Many sponsors struggle to define when they should step in with their own root cause analysis and CAPAs. Conscious of the fact that so many other quality management systems are at work, they don't want to duplicate efforts, but the site, study team, and vendors may not have the breadth of vision to assess the issue systemically. Although the Quality Assurance team is available to facilitate and support investigation and CAPA activities, the study team knows that the burden will fall on them, which brings us to our second factor...
Investigations take time. Our team is frequently called upon to help study teams manage investigations. A proper investigation can span weeks and take up 40 hours or more of investigation time. Essentially, it's like conducting a complex audit - a task that most study team members have neither the time nor inclination to perform.

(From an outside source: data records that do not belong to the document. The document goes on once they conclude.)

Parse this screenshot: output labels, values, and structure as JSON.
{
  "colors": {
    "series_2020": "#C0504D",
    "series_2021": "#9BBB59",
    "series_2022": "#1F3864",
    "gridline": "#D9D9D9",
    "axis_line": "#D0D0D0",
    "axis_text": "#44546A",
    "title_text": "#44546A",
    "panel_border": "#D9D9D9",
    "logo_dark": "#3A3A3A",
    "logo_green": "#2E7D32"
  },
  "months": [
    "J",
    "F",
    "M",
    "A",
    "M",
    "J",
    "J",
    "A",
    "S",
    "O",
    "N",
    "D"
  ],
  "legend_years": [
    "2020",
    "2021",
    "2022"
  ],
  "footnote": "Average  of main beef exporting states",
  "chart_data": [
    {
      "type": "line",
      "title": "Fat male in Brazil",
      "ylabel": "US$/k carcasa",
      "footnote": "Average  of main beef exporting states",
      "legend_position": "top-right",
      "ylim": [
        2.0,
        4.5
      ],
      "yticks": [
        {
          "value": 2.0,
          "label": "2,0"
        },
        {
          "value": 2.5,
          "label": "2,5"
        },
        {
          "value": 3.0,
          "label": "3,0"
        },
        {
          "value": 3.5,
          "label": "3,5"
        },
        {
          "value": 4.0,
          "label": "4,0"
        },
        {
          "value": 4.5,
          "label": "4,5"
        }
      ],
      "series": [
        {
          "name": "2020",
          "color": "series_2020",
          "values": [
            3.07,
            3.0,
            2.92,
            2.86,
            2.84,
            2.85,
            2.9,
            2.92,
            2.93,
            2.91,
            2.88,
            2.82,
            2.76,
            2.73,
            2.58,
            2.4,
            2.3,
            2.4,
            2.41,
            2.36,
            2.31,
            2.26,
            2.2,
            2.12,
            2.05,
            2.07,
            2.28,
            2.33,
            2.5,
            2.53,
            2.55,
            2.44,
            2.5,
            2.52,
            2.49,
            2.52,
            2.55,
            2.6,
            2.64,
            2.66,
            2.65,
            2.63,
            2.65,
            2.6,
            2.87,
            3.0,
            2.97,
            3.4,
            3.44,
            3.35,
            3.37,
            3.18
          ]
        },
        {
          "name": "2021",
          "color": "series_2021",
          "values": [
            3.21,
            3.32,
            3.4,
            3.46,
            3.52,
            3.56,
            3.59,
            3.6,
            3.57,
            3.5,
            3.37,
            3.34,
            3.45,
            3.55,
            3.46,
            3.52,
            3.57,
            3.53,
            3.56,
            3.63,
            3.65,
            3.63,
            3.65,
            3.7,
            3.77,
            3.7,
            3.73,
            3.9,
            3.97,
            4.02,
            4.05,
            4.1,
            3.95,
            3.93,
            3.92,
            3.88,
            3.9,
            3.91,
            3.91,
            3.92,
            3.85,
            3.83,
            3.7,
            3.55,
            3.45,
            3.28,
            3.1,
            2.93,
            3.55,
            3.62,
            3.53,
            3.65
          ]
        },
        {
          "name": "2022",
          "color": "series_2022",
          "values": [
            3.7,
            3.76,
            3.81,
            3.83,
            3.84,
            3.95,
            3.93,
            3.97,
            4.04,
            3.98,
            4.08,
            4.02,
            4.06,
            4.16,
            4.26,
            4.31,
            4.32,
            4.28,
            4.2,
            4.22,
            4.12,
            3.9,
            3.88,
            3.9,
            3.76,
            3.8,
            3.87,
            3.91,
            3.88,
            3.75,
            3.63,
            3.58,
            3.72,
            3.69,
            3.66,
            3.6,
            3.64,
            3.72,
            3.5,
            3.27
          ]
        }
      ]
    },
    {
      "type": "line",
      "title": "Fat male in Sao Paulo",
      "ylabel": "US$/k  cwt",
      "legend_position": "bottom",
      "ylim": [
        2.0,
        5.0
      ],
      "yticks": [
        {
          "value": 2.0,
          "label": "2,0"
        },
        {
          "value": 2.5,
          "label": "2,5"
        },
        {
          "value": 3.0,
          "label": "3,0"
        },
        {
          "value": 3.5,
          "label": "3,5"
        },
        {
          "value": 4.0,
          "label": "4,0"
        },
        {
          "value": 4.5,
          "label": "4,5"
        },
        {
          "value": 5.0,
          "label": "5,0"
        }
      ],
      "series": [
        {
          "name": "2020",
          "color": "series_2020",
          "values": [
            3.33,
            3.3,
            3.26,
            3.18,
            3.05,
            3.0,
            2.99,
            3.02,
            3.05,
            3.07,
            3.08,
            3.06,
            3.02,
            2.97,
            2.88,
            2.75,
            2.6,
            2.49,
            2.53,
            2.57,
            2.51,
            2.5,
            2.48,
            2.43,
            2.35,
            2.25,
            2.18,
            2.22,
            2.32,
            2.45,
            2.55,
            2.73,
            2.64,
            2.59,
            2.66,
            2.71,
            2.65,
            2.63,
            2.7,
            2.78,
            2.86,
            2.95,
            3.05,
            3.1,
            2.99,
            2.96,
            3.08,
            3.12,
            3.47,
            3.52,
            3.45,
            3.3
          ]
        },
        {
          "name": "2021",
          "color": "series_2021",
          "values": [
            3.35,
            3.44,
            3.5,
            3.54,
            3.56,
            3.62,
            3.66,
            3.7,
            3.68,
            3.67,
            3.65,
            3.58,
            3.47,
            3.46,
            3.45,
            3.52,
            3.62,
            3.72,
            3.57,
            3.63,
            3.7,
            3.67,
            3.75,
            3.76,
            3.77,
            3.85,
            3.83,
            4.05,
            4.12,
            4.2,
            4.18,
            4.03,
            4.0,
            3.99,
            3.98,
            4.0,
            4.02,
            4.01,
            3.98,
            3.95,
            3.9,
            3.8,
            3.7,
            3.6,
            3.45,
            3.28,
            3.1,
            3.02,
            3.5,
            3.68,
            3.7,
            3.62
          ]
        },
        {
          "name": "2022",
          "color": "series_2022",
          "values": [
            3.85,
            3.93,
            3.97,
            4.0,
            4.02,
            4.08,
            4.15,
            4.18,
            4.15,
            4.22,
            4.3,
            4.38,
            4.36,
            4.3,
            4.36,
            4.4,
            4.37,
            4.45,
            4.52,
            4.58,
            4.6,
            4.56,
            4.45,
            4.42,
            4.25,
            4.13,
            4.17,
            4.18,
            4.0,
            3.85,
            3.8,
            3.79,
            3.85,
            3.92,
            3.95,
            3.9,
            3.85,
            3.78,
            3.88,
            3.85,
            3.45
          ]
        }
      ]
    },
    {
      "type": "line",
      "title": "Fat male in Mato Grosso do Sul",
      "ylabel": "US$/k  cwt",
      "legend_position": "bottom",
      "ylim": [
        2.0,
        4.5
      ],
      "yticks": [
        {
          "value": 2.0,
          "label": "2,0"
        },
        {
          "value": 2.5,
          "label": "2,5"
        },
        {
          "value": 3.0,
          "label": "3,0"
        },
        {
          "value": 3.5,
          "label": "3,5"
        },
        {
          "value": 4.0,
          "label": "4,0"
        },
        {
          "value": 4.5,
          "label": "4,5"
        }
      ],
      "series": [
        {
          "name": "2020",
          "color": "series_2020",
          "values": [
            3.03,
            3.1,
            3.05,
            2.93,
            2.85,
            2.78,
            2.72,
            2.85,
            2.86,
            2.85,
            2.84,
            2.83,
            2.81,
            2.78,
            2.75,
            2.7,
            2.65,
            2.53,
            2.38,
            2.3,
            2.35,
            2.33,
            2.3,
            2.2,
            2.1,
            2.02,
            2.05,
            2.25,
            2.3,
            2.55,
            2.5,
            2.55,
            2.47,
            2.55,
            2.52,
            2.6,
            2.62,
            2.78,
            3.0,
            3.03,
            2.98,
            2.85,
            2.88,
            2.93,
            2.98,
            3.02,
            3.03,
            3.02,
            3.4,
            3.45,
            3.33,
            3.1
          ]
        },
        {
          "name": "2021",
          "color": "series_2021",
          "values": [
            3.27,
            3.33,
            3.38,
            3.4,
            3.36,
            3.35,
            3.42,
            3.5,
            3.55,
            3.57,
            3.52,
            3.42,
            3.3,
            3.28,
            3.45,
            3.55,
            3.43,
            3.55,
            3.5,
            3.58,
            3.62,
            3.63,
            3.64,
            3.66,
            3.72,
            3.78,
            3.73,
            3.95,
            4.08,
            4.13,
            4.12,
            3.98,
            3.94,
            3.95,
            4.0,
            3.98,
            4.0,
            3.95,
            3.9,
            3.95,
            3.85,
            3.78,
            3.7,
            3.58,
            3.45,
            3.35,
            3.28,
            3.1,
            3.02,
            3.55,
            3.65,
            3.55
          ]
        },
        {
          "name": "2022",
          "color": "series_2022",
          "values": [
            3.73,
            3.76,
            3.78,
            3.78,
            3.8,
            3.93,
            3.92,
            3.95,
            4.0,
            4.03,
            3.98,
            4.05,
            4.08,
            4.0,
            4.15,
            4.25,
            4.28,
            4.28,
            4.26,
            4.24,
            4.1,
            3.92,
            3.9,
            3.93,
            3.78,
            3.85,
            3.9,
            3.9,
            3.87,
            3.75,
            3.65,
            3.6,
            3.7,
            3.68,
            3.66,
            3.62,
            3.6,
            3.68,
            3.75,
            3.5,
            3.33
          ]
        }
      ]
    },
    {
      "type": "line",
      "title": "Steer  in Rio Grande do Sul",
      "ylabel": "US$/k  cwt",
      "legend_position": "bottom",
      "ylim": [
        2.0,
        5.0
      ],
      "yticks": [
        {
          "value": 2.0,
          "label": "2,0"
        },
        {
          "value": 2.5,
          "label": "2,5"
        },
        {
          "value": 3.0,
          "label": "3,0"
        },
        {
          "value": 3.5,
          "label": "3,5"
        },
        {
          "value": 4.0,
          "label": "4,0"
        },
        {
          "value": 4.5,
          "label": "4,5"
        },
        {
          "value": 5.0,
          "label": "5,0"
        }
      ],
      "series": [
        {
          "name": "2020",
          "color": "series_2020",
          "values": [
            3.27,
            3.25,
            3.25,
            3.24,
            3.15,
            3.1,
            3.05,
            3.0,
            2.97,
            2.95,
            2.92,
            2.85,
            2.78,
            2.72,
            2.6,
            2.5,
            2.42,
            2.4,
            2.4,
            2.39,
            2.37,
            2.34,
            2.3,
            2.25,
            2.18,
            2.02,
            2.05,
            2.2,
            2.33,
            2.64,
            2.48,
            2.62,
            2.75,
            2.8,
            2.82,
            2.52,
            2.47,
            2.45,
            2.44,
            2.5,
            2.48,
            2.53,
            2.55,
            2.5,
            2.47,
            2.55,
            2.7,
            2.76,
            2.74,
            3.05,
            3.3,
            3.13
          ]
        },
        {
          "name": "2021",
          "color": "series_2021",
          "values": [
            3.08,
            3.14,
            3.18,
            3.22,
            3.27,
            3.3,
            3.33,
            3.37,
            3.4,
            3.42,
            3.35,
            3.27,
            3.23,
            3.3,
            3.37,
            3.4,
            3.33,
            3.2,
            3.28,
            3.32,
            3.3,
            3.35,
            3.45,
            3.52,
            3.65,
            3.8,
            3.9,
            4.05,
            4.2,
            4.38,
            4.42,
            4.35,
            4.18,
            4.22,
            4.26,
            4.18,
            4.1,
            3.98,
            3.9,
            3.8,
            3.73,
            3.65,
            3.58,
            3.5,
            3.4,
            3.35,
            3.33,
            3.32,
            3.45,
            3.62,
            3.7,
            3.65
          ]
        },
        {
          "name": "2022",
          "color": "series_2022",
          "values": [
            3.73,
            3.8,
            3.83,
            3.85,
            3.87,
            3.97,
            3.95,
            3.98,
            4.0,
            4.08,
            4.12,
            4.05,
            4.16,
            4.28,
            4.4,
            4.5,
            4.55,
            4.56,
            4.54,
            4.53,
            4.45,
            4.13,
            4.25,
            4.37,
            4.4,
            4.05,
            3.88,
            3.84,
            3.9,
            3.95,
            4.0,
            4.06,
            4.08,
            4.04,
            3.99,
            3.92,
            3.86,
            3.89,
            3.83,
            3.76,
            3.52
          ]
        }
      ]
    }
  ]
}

Is it any wonder most teams approach an investigation like a high school student trying to complete an essay? They just want to turn in the paper so you can mark it as complete! This is why so many root causes are "The CRA didn't follow the process" and so many corrective actions are "We fired the CRA." It's not that the study team doesn't understand the assignment; rather, they don't have time to do a good job on it. They could spend the time, but they are reluctant to, because...
Attention is a finite resource. Study teams put out fires. There are only so many hours in a day, so teams are conditioned to identify issues and correct them quickly. A team that spends too much time on today's problem could be distracted from identifying tomorrow's issue.
For example, let's say a team discovers toward the end of the study that there was an error in the programming of the IRT system. To protect participant safety and data integrity, the team must assess the scope of the error and fix it, if possible. Analysis of the issue is geared toward understanding the nature of the error - the "what." The "why" part of the root cause analysis feels like a luxury. Will it help the team to learn that start-up processes were inadequate when they're staring database lock in the face? Will it help the next team on the next study, even if the next study uses a different IRT vendor? QA will say of course it's always helpful to learn the root cause and apply corrective and preventive actions - but from the study team's perspective, it's not a good use of time.
My biggest take-away from supporting clinical teams with investigations and CAPAs is this: What we may perceive as shirking root cause analysis and CAPAs is actually an attempt to use resources effectively. Unlike a manufacturing environment, where the same methods are being repeated over and over again, and a significant deviation should "stop the line," a clinical trial cannot pause for most deviations. Study teams naturally focus on immediate risks to patient safety and data integrity for the current study.
If we in GCP QA want to help sponsors address systemic causes, we need better ways of differentiating systemic issues from isolated or time-bound issues, and we need to support teams with resources for investigations when they are warranted.